Benim müdafaatımın kendim kaleme aldığım bu son kısmını, herhalde yeni huruf ile, matbaa vasıtasıyla intişarını isterim. Tâ ki ehl-i takva ve ehl-i ilim, entrikalara kapılmayıp; zararlı, tehlikeli teşebbüslere yanaşmasınlar; ve hükûmetin şahs-ı manevîsi nazar-ı millette ithamdan kurtulsun.
Tarihçe-i Hayat ( 237 )

***
İşte yalnız bir nümune olarak, iki cuma gününde mahpuslar için te’lif edilen ve Risale-i Nur’un umdelerini ve hülâsa ve esaslarını beyan ederek Risale-i Nur’un bir müdafaanamesi hükmüne geçen Meyve Risalesi’ni ibraz ediyorum ve Ankara makamatına vermek için, yeni harflerle yazdırmaya müşkilâtlar içinde gizli çalışıyoruz.
Şualar ( 279 )
***
Yeni harf ile teksir edilebilen Asâ-yı Musa eserini okuyan gençler, Kur’an harfleri ile yazılmış mütebâki eserleri de okuyabilmek için kısa bir zamanda o yazıyı da öğreniyorlar. Bu şekilde birçok ilimlerin öğrenilmesine engel olan ve dinden imandan çıkarmak için te’lif edilen eserleri okumağa mecbur eden Kur’an hattını bilmemek gibi büyük bir seddi de yıkmış oluyorlar.
Şualar ( 552 )
***
Siz -mümkün olduğu kadar- Diyanet Riyaseti’nin şubelerine, mümkünse eski harf, değilse yeni harf ile ve has arkadaşlarımdan tashihe yardım için birisi başta bulunmak şartıyla, memleketteki Diyanet Riyaseti’nin şubelerine yirmi-otuz tane teksir ederek göndermektir. Çünki haricî dinsizlik cereyanına karşı böyle eserleri neşretmek, Diyanet Riyaseti’nin vazifesidir.

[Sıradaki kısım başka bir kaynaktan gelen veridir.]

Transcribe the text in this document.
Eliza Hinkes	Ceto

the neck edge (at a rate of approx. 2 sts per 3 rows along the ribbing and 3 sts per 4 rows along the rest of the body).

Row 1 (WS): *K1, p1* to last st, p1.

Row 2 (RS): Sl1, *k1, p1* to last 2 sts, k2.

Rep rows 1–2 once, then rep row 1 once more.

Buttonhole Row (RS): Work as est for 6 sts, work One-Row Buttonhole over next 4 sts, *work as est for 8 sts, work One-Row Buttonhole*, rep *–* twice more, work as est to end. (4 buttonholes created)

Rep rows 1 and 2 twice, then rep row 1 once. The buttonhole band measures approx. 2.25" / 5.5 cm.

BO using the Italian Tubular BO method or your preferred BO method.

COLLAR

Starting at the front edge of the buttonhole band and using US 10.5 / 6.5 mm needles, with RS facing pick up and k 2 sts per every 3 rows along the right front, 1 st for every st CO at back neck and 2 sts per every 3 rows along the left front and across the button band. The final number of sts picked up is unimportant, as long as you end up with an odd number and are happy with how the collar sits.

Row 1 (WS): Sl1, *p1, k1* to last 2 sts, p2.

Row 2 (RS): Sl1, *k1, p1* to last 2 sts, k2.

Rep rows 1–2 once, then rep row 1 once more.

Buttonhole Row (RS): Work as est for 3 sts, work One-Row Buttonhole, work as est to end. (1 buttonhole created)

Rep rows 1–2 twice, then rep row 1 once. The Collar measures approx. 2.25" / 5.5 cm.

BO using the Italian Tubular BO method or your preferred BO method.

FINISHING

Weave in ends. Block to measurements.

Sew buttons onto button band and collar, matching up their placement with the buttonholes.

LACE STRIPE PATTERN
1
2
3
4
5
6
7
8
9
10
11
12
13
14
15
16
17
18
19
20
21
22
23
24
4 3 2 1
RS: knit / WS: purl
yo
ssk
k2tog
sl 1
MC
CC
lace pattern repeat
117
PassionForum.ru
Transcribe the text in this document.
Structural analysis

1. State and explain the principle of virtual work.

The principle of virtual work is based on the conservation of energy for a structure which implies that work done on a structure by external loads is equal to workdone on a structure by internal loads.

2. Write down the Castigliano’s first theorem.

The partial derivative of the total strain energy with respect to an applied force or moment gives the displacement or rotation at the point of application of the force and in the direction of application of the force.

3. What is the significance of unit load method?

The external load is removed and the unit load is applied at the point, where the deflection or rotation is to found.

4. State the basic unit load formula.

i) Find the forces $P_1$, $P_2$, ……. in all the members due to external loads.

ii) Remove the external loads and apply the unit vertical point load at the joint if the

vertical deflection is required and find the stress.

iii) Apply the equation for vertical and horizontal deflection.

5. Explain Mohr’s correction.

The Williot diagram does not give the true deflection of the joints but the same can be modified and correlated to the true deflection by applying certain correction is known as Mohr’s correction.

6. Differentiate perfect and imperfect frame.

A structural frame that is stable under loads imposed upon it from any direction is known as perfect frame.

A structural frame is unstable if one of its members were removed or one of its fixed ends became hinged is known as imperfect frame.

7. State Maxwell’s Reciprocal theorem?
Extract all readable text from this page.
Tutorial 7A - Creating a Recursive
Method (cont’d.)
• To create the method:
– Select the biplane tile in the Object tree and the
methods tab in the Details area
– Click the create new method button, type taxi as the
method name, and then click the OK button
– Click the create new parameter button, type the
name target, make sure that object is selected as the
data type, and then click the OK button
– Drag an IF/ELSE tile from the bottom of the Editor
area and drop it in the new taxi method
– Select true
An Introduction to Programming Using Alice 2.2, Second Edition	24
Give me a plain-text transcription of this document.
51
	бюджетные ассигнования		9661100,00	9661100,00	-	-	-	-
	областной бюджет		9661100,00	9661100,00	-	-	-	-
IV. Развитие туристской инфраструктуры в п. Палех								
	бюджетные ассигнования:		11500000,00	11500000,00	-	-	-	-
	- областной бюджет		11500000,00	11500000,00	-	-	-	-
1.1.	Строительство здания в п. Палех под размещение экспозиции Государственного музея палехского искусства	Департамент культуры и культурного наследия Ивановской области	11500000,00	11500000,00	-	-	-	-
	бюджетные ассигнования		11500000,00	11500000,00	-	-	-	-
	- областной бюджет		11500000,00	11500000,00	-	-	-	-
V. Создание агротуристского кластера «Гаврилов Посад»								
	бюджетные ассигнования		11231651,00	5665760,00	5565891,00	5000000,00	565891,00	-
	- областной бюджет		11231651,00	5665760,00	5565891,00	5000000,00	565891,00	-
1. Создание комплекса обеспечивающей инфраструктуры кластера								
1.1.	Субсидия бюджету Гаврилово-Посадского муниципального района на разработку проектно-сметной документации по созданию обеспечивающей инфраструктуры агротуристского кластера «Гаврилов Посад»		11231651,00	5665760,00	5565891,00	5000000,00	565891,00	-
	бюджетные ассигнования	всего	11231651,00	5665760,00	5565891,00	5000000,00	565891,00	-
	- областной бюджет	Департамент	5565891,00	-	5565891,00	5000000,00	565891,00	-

Tarihçe-i Hayat ( 615 – 616 )
***
Nurların Neşri: Anadolu’nun birçok yerlerinde Nurlara hizmet devam etmekle beraber; bilhâssa Ankara, İstanbul, Diyarbakır, Urfa Medrese-i Nuriyeleri yalnız bulundukları muhitte değil, çok geniş bir sahada hizmet-i imaniyede bulundular. Bu hizmetleri; yalnız bir kişi değil, bir merkez değil, yalnız malûm şahıslar değil; hizmet-i Kur’aniye olduğu için, pek çok vecihlerde, pek çok zâtlar tarafından îfa edildi. İsmi bilinmeyen nice hâlis talebeler, sadık mü’minler, bu hizmet-i kudsiyede çalıştılar, Nur-u Muhammedî’nin yayılmasına gayret ettiler.
Ankara’da üniversiteli talebeler ve muhterem hamiyetperver zâtlar, Risale-i Nur mecmualarını matbaalarda tab’ ile her tarafa neşrine, bilhâssa yeni harfle istifadeye muntazır kitlenin ellerine ulaşmasına çalıştılar. Risale-i Nur’un küllî neşriyatını gençliğin, mekteblilerin deruhde etmeleri, bu hususta büyük fedakârlık göstermeleri ise; bu millet ve vatan için büyük bir saadet oldu. Çünki hiçbir şahsî menfaat taleb etmeden ve yalnız rıza-yı İlahî için hareket etmeleri; onların, bu asil milletin hakikî evlâdları olduğunu gösterdi.
Tarihçe-i Hayat ( 674 )
***
Aziz, sıddık kardeşlerim!
Evvelâ: Hüsrev’le bir ruh iki cesed ve kendisi, bahadır biraderiyle Nur hizmetinde çok ehemmiyetli mevki alan kahraman Rüşdü’nün acib bir el makinesini Nurlar için celbine çalışması, ehemmiyetli bir fütuhat-ı Nuriyenin mukaddemesidir. İnşâallah yine Nurlar, Nurcuların lâyık elleriyle kalemleri gibi tab’ ve neşredilecek; yabani ve lâyık olmayanlara muhtaç olmayacak. Fakat herşeyden evvel sıhhatlı ve yanlışsız ve güzel bir tarzda makine ile, mümkün ise evvel eski harfle yazılsa, sonra yeni harfle daha münasibdir. Sizlerin isabetli tedbirinize havale ediyoruz.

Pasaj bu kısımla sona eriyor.